Last, I’ve noticed there is a //Material Sample// table in the schema, very much oriented DNA, but neither SP6 nor SP7 seems to provide any default UI/forms for using this table. Conceptually speaking, it seemed to me, at first sight, the right table to use, but I’ve found very little information on the forum or the documentation, and looking more closely at the table and its relationships, it is outside the “interactions” so it doesn’t really do the job. Could Specify team briefly reminds how is it intended to be used and whether it could or should be Option (3) ?

Thanks in advance for sharing your views,

@pverley Have you considered using the Material Sample table that vertebrate collections traditionally use for tissue samples? This is related to individual preparations so that you can indicate which preparation the material sample was taken from and would satisfy your need in that respect. However you cannot loan/gift material samples so you would still need to create a loan or gift of the preparation to indicate who used it and why.

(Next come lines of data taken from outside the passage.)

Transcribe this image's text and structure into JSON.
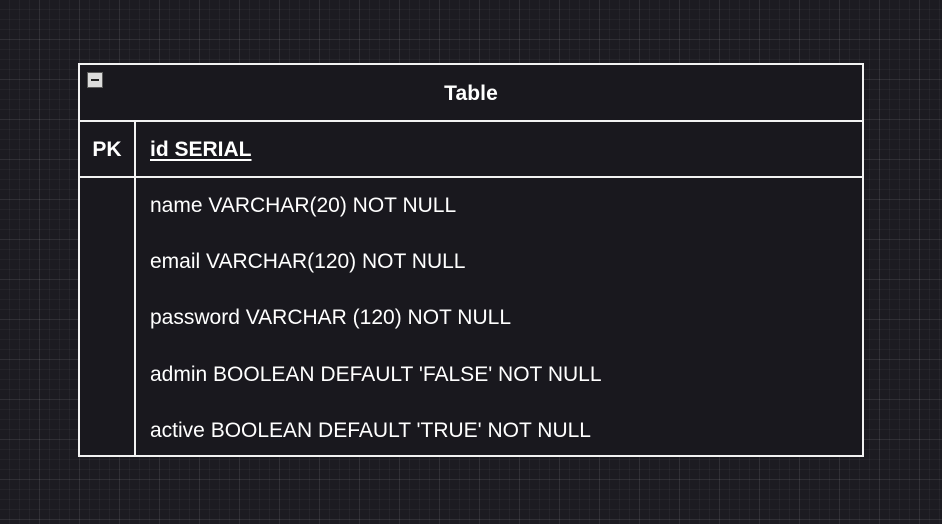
{
  "table": {
    "title": "Table",
    "primary_key": {
      "label": "PK",
      "field": "id SERIAL"
    },
    "fields": [
      "name VARCHAR(20) NOT NULL",
      "email VARCHAR(120) NOT NULL",
      "password VARCHAR (120) NOT NULL",
      "admin BOOLEAN DEFAULT 'FALSE' NOT NULL",
      "active BOOLEAN DEFAULT 'TRUE' NOT NULL"
    ]
  },
  "icons": {
    "collapse": "minus-square-icon"
  },
  "colors": {
    "canvas_background": "#1c1b21",
    "table_background": "#19181e",
    "border": "#f2f2f2",
    "text": "#ffffff"
  }
}
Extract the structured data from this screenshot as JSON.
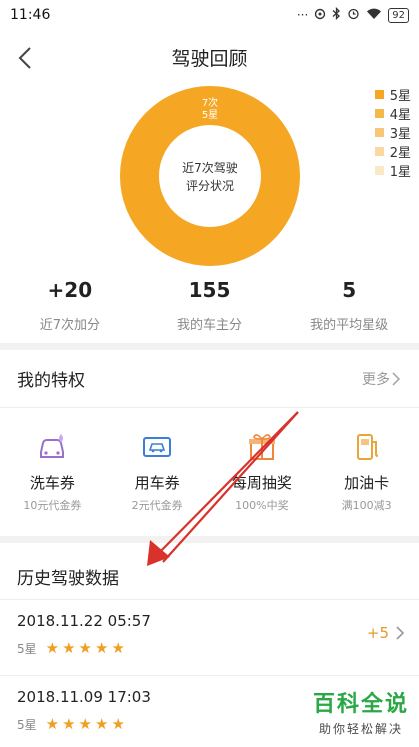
{
  "status_bar": {
    "time": "11:46",
    "battery": "92"
  },
  "header": {
    "title": "驾驶回顾"
  },
  "chart_data": {
    "type": "pie",
    "ring_label": "7次\n5星",
    "center_text": "近7次驾驶\n评分状况",
    "categories": [
      "5星",
      "4星",
      "3星",
      "2星",
      "1星"
    ],
    "values": [
      7,
      0,
      0,
      0,
      0
    ],
    "colors": [
      "#f5a623",
      "#f5b84a",
      "#f7c777",
      "#f9d9a0",
      "#fbe8c6"
    ],
    "legend_position": "top-right"
  },
  "stats": [
    {
      "value": "+20",
      "label": "近7次加分"
    },
    {
      "value": "155",
      "label": "我的车主分"
    },
    {
      "value": "5",
      "label": "我的平均星级"
    }
  ],
  "privileges": {
    "title": "我的特权",
    "more": "更多",
    "items": [
      {
        "name": "洗车券",
        "sub": "10元代金券",
        "icon": "car-wash-icon",
        "color": "#9b6fd0"
      },
      {
        "name": "用车券",
        "sub": "2元代金券",
        "icon": "car-ticket-icon",
        "color": "#3c7fd8"
      },
      {
        "name": "每周抽奖",
        "sub": "100%中奖",
        "icon": "gift-icon",
        "color": "#f0883a"
      },
      {
        "name": "加油卡",
        "sub": "满100减3",
        "icon": "fuel-icon",
        "color": "#e9a53a"
      }
    ]
  },
  "history": {
    "title": "历史驾驶数据",
    "rows": [
      {
        "date": "2018.11.22 05:57",
        "stars_label": "5星",
        "stars": 5,
        "score": "+5"
      },
      {
        "date": "2018.11.09 17:03",
        "stars_label": "5星",
        "stars": 5,
        "score": ""
      }
    ]
  },
  "watermark": {
    "title": "百科全说",
    "sub": "助你轻松解决"
  }
}
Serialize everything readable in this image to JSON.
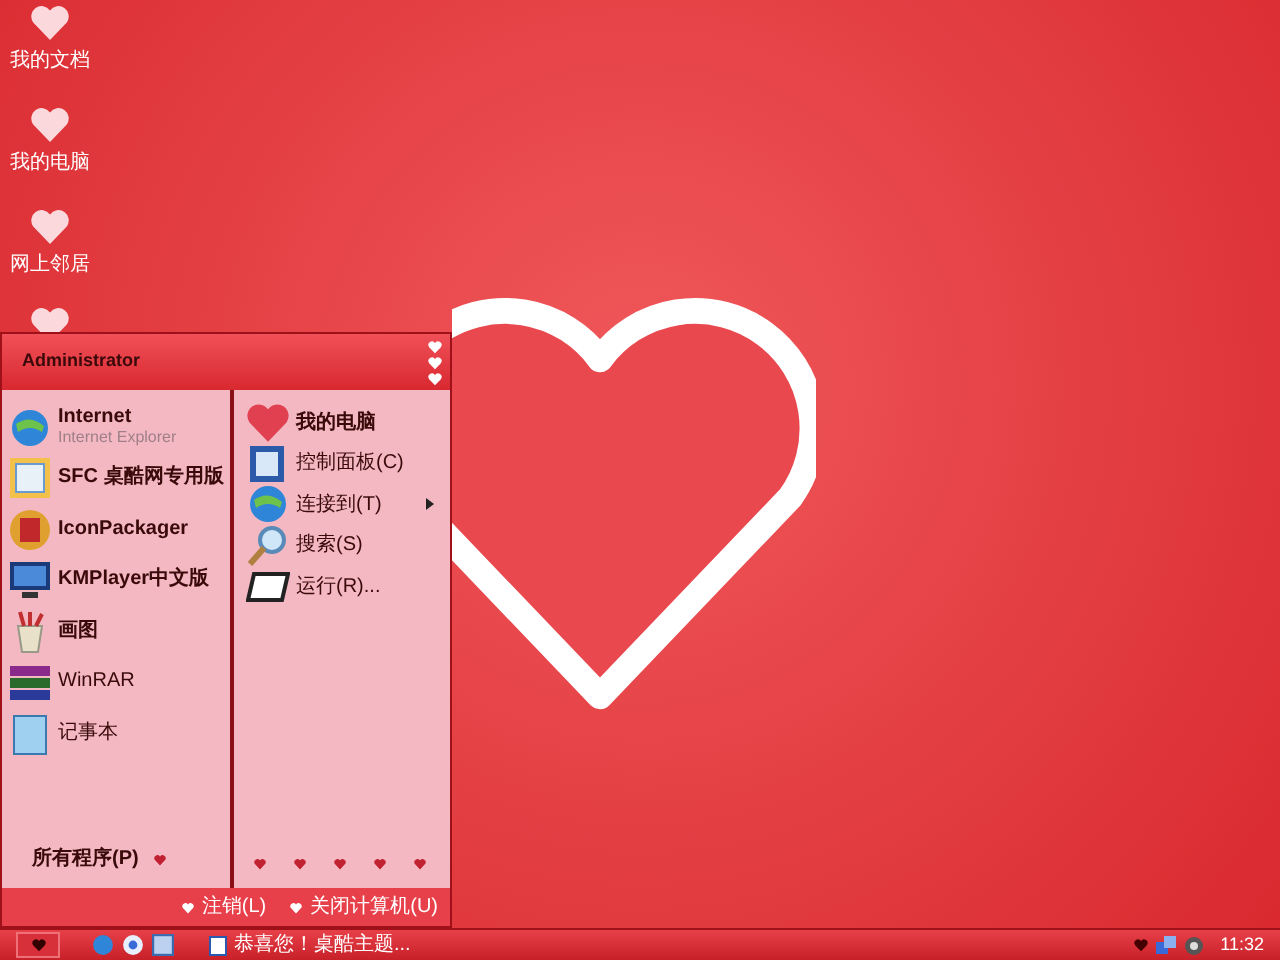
{
  "desktop_icons": [
    {
      "label": "我的文档"
    },
    {
      "label": "我的电脑"
    },
    {
      "label": "网上邻居"
    }
  ],
  "start_menu": {
    "user": "Administrator",
    "left_items": [
      {
        "kind": "pinned",
        "label": "Internet",
        "sublabel": "Internet Explorer"
      },
      {
        "kind": "pinned",
        "label": "SFC 桌酷网专用版"
      },
      {
        "kind": "pinned",
        "label": "IconPackager"
      },
      {
        "kind": "pinned",
        "label": "KMPlayer中文版"
      },
      {
        "kind": "pinned",
        "label": "画图"
      },
      {
        "kind": "recent",
        "label": "WinRAR"
      },
      {
        "kind": "recent",
        "label": "记事本"
      }
    ],
    "all_programs": "所有程序(P)",
    "right_items": [
      {
        "label": "我的电脑",
        "bold": true,
        "submenu": false
      },
      {
        "label": "控制面板(C)",
        "bold": false,
        "submenu": false
      },
      {
        "label": "连接到(T)",
        "bold": false,
        "submenu": true
      },
      {
        "label": "搜索(S)",
        "bold": false,
        "submenu": false
      },
      {
        "label": "运行(R)...",
        "bold": false,
        "submenu": false
      }
    ],
    "footer": [
      {
        "label": "注销(L)"
      },
      {
        "label": "关闭计算机(U)"
      }
    ]
  },
  "taskbar": {
    "task": "恭喜您！桌酷主题...",
    "clock": "11:32"
  }
}
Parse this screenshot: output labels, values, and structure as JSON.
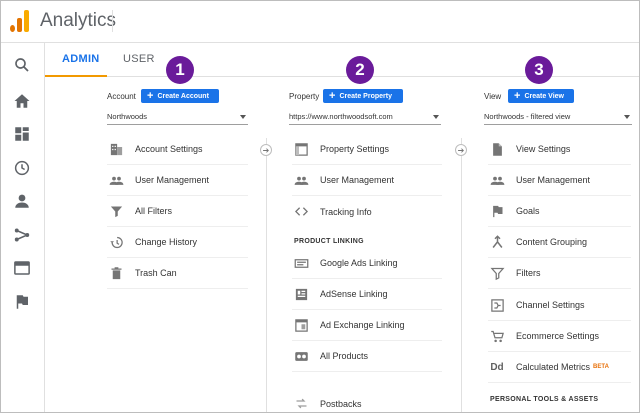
{
  "app": {
    "title": "Analytics"
  },
  "tabs": [
    {
      "label": "ADMIN"
    },
    {
      "label": "USER"
    }
  ],
  "rail": {
    "icons": [
      "search-icon",
      "home-icon",
      "customization-icon",
      "realtime-clock-icon",
      "audience-person-icon",
      "acquisition-icon",
      "behavior-icon",
      "conversions-flag-icon"
    ]
  },
  "badges": [
    "1",
    "2",
    "3"
  ],
  "account": {
    "label": "Account",
    "create_label": "Create Account",
    "selected": "Northwoods",
    "items": [
      {
        "label": "Account Settings",
        "icon": "building-icon"
      },
      {
        "label": "User Management",
        "icon": "people-icon"
      },
      {
        "label": "All Filters",
        "icon": "filter-icon"
      },
      {
        "label": "Change History",
        "icon": "history-icon"
      },
      {
        "label": "Trash Can",
        "icon": "trash-icon"
      }
    ]
  },
  "property": {
    "label": "Property",
    "create_label": "Create Property",
    "selected": "https://www.northwoodsoft.com",
    "items": [
      {
        "label": "Property Settings",
        "icon": "window-icon"
      },
      {
        "label": "User Management",
        "icon": "people-icon"
      },
      {
        "label": "Tracking Info",
        "icon": "code-icon"
      }
    ],
    "product_linking_heading": "PRODUCT LINKING",
    "linking_items": [
      {
        "label": "Google Ads Linking",
        "icon": "ads-icon"
      },
      {
        "label": "AdSense Linking",
        "icon": "adsense-icon"
      },
      {
        "label": "Ad Exchange Linking",
        "icon": "ad-exchange-icon"
      },
      {
        "label": "All Products",
        "icon": "all-products-icon"
      },
      {
        "label": "Postbacks",
        "icon": "postbacks-icon"
      }
    ]
  },
  "view": {
    "label": "View",
    "create_label": "Create View",
    "selected": "Northwoods - filtered view",
    "items": [
      {
        "label": "View Settings",
        "icon": "document-icon"
      },
      {
        "label": "User Management",
        "icon": "people-icon"
      },
      {
        "label": "Goals",
        "icon": "goal-flag-icon"
      },
      {
        "label": "Content Grouping",
        "icon": "content-grouping-icon"
      },
      {
        "label": "Filters",
        "icon": "filter-icon"
      },
      {
        "label": "Channel Settings",
        "icon": "channel-settings-icon"
      },
      {
        "label": "Ecommerce Settings",
        "icon": "cart-icon"
      },
      {
        "label": "Calculated Metrics",
        "icon": "dd-icon",
        "badge": "BETA"
      }
    ],
    "personal_heading": "PERSONAL TOOLS & ASSETS"
  },
  "colors": {
    "accent": "#1a73e8",
    "tab_underline": "#f29900",
    "badge": "#6a1b9a",
    "logo": "#f9ab00",
    "icon": "#5f6368"
  }
}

@pverley to answer the question of how we you can link DS preparations back to the source preparation if you decide to go the preparations route - you are correct there’s no inbuilt mechanism for that. what we do is we’ve added a new field which identifies the source preparation that the DS came from - we just enter the appropriate barcode in this field.

One part of the process that has given us a lot of discussion is how to record samples that were not approved for various reasons. Options for these would be:

  1. Sampling not permitted under specimen permit restrictions.

  2. Material not suitable for sampling request at this time (ie, methodologies not yet developed sufficiently to expect good results from the small amount of older material available). These may be approved in the future.

  3. Material has already been sampled.

  4. Requester not sufficiently experienced or associated with recognised institution.

Following substantial discussion with the curators at RBGE who undertake the destructive sampling, we are looking at protocols that allow us to record the reasons for a sampling event not being approved so that this information is available to assess future request. We are about to do some testing of some options to see how they work in practice.

We’d also be interested to know if/how other institutions record this information.